Looks good. Would be nice to add support for byte sizes of 3, 5 and 7 to the unchecked version as noted in inline comments, or remove the function if no one is using this function. Just a few quick fixes and this will be good to go.

source/Utility/DataExtractor.cpp
571–572

use lldbassert if the function will function correctly with the assert removed. I know the previous code was always asserting, but we should change it to use lldbassert to make sure we don't crash the debugger in release builds.

610–614

Shouldn't we handle the 3, 5 and 7 sizes here too?

unittests/Core/DataExtractorTest.cpp
134

add a test for the unchecked version here?

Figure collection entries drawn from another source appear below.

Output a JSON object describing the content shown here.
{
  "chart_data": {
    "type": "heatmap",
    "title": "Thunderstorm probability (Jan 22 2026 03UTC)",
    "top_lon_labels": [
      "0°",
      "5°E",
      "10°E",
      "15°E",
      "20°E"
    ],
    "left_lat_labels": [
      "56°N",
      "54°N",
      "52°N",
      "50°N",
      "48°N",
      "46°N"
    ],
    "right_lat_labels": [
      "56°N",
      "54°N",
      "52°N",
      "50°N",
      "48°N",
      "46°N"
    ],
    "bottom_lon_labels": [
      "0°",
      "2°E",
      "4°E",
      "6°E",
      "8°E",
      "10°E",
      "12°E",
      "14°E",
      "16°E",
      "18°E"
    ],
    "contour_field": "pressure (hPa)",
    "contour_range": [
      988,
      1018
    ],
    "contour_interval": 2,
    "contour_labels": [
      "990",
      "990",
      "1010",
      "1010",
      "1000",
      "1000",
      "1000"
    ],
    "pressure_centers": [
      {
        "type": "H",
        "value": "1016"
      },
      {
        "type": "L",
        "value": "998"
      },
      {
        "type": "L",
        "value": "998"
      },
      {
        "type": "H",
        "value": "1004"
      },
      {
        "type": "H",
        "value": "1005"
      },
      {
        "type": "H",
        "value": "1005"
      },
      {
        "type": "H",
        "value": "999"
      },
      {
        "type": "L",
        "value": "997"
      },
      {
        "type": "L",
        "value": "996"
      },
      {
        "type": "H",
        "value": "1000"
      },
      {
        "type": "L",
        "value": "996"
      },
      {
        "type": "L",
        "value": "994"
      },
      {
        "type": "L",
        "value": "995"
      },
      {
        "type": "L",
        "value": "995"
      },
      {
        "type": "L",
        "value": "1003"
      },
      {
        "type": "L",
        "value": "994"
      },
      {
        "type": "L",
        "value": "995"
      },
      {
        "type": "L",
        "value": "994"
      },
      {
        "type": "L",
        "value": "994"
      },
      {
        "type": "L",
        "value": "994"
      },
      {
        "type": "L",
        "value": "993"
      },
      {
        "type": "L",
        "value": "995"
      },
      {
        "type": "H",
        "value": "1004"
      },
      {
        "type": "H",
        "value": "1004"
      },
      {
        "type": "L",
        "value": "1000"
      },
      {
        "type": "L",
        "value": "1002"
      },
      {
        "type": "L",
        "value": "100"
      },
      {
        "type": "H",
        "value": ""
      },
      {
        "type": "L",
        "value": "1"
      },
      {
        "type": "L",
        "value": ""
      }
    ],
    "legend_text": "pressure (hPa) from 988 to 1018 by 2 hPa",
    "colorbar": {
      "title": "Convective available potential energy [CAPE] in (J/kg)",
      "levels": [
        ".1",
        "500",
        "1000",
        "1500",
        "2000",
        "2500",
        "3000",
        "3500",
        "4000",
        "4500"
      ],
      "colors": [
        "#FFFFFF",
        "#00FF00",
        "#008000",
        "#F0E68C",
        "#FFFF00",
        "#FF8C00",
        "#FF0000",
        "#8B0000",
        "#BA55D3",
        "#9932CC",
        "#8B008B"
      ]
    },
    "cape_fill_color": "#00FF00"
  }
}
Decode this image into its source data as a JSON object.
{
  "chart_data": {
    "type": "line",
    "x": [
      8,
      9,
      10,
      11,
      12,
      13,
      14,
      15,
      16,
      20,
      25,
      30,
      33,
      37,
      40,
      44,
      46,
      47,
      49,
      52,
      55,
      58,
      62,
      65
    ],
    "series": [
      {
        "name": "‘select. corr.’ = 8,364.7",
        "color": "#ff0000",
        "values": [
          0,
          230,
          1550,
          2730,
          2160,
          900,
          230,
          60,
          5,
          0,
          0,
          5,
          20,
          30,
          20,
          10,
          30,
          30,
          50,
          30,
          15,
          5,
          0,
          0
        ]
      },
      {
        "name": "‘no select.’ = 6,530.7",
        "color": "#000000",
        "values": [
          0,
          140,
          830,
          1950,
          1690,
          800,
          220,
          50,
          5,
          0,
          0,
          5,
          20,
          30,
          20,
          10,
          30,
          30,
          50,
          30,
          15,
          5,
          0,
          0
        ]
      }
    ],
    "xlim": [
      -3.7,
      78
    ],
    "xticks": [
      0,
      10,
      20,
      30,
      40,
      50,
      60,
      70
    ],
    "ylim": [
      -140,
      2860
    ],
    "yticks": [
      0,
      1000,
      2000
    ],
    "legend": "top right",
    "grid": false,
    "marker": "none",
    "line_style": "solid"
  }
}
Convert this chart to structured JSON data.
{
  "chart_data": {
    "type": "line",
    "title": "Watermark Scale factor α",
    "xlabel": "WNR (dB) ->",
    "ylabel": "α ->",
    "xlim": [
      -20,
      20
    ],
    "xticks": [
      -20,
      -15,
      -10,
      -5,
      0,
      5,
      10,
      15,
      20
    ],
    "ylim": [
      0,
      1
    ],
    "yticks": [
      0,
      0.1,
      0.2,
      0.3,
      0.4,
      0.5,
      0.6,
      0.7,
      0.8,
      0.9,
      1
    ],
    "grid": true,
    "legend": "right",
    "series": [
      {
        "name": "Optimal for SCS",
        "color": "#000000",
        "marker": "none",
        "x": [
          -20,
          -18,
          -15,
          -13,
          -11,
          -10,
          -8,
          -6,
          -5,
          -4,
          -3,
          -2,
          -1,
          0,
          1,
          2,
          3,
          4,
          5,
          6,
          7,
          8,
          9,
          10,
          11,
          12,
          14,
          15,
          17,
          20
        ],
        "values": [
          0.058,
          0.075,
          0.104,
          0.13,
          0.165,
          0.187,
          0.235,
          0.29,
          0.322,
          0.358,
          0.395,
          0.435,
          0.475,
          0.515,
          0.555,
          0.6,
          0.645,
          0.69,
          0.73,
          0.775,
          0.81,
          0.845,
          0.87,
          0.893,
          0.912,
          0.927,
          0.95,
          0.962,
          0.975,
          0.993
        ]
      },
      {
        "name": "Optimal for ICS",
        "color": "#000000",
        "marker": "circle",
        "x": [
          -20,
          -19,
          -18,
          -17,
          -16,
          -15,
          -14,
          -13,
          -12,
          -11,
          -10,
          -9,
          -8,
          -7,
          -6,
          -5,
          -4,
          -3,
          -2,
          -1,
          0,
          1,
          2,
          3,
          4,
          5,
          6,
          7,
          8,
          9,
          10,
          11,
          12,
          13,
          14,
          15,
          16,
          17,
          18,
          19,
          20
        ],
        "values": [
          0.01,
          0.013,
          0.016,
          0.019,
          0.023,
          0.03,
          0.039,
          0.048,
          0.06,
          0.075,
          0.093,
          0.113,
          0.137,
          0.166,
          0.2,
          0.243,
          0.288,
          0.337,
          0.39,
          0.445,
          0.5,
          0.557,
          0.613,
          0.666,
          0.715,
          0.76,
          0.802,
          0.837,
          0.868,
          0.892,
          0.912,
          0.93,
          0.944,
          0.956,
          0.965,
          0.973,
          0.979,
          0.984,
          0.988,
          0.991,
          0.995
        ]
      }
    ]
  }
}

petpav01 updated this revision to Diff 118375.Oct 10 2017, 6:33 AM

Updated patch contains the following changes:

  • Remove comments for DataExtractor::GetMaxU32() and GetMaxU64() from DataExtractor.cpp and keep only the Doxygen ones in the header file.
  • Restore assertion for byte_size == 0 in GetMaxU32() and GetMaxU64(), change the assert text from "unhandled case" to "invalid byte_size" and replace assert() by lldbassert().
  • Update Doxygen documentation for GetMaxU32(), GetMaxU64(), GetMaxS64(), GetMaxU64Bitfield() and GetMaxS64Bitfield() to say that byte_size must be in interval [1,4/8] and remove that the methods return 0 if byte_size is bigger than 4/8 because that no longer holds. The patch retains the behaviour that LLDB does not crash in such cases but the returned value can be arbitrary. Note: This is something that I am not certain if I addressed properly. It seems to me this should be ok because the code now uses lldbassert() and so there will be always some error that something went wrong. An alternative is to add extra code that checks for byte_size > 4/8 and returns 0 in such cases. Please let me know if that would be preferred.
  • Enable GetMaxU64_unchecked() to also handle any byte_size in range [1,8] and add testing for this method in DataExtractorTest.cpp.
clayborg accepted this revision.Oct 10 2017, 8:04 AM

Looks good

Thanks, will commit shortly.

petpav01 closed this revision.Oct 11 2017, 1:56 AM

Landed as r315444. Closing manually because I forgot to include "Differential Revision: ..." in the commit message.